Bitmap Global Dictionary

Currently, the Bitmap type-based de-duplication mechanism requires the input to be integer. If the user needs to use other data types as input to the Bitmap, then the user needs to build their own global dictionary to map other types of data (such as string types) to integer types. There are several ideas for building a global dictionary.

Hive Table-based Global Dictionary

The global dictionary itself in this scheme is a Hive table, which has two columns, one for raw values and one for encoded Int values. The steps to generate the global dictionary are as follows:

  1. De-duplicate the dictionary columns of the fact table to generate a temporary table
  2. Left join the temporary table and the global dictionary, add new value to the temporary table.
  3. Encode the new value and insert it into the global dictionary.
  4. Left join the fact table and the updated global dictionary, replace the dictionary items with IDs.

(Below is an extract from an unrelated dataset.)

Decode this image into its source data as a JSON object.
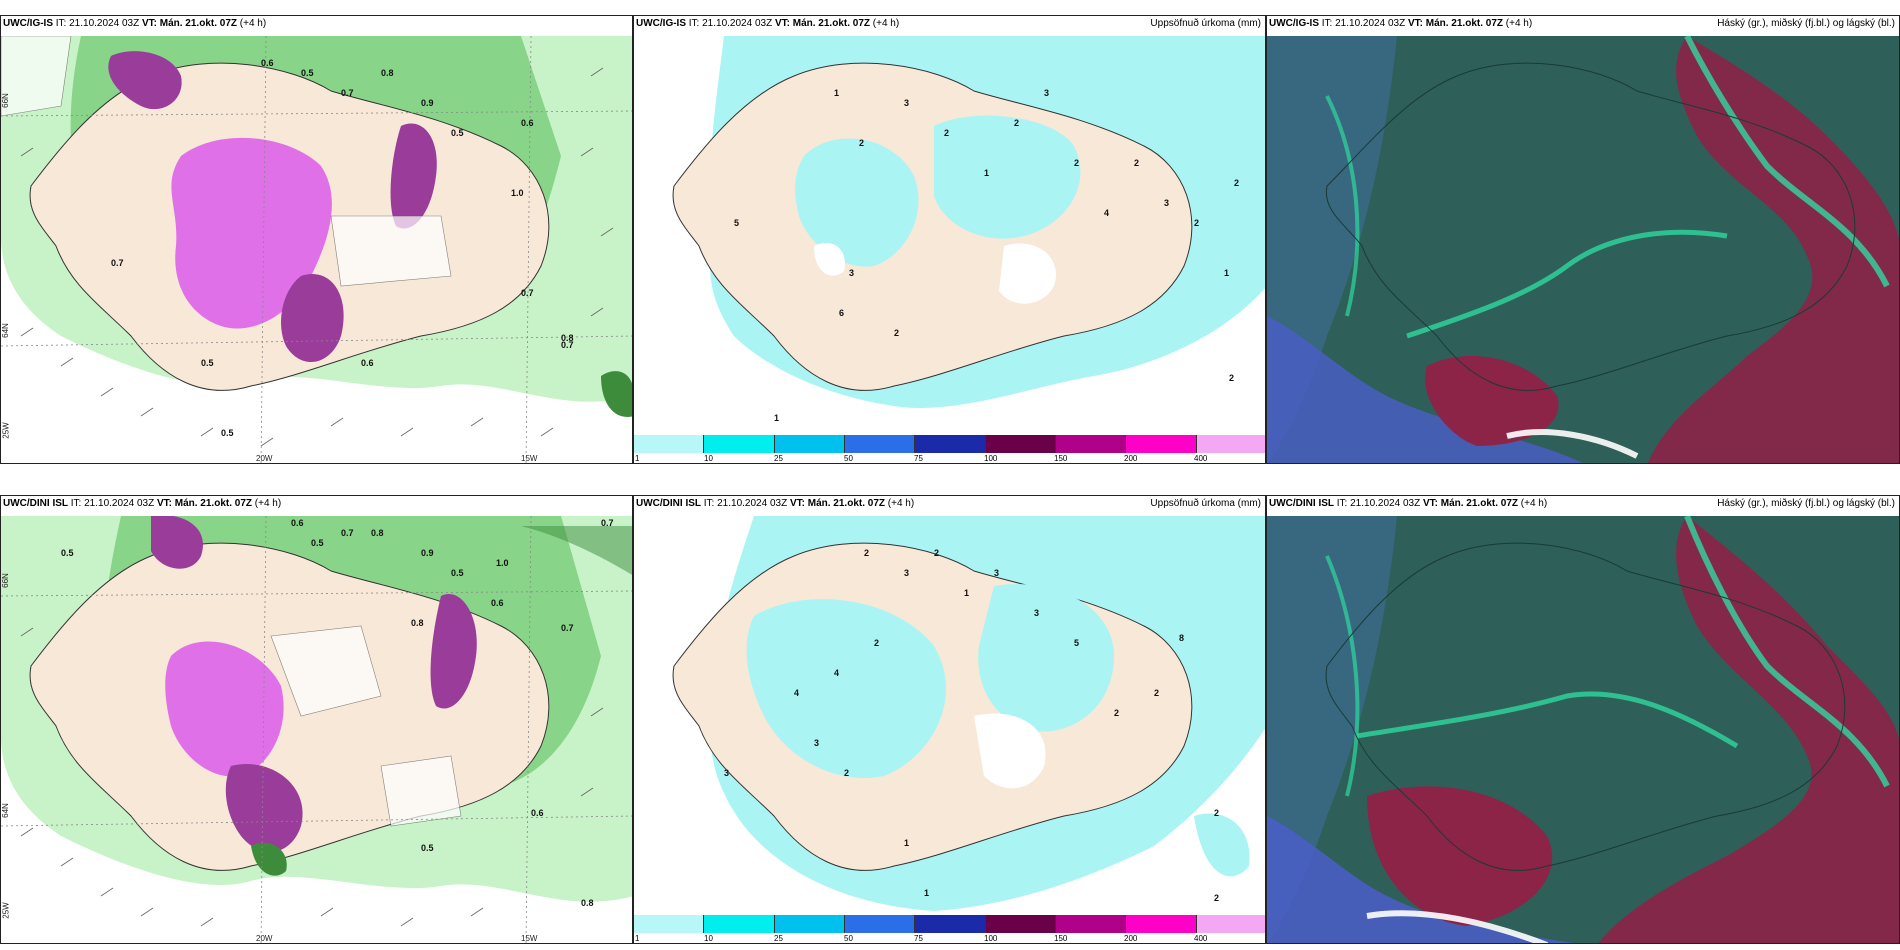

In this way, the global dictionary can be updated and the value columns in the fact table can be replaced using Spark or MR. Compared with the trie tree-based global dictionary, this approach can be distributed and the global dictionary can be reused.

However, there are a few things to note: the original fact table is read multiple times, and there are two joins that consume a lot of extra resources during the calculation of the global dictionary.

Build a global dictionary based on a trie tree

Users can also build their own global dictionaries using trie trees (aka prefix trees or dictionary trees). The trie tree has common prefixes for the descendants of nodes, which can be used to reduce query time and minimize string comparisons, and therefore is well suited for implementing dictionary encoding. However, the implementation of trie tree is not easy to distribute and can create performance bottlenecks when the data volume is relatively large.

By building a global dictionary and converting other types of data to integer data, you can use Bitmap to perform accurate de-duplication analysis of non-integer data columns.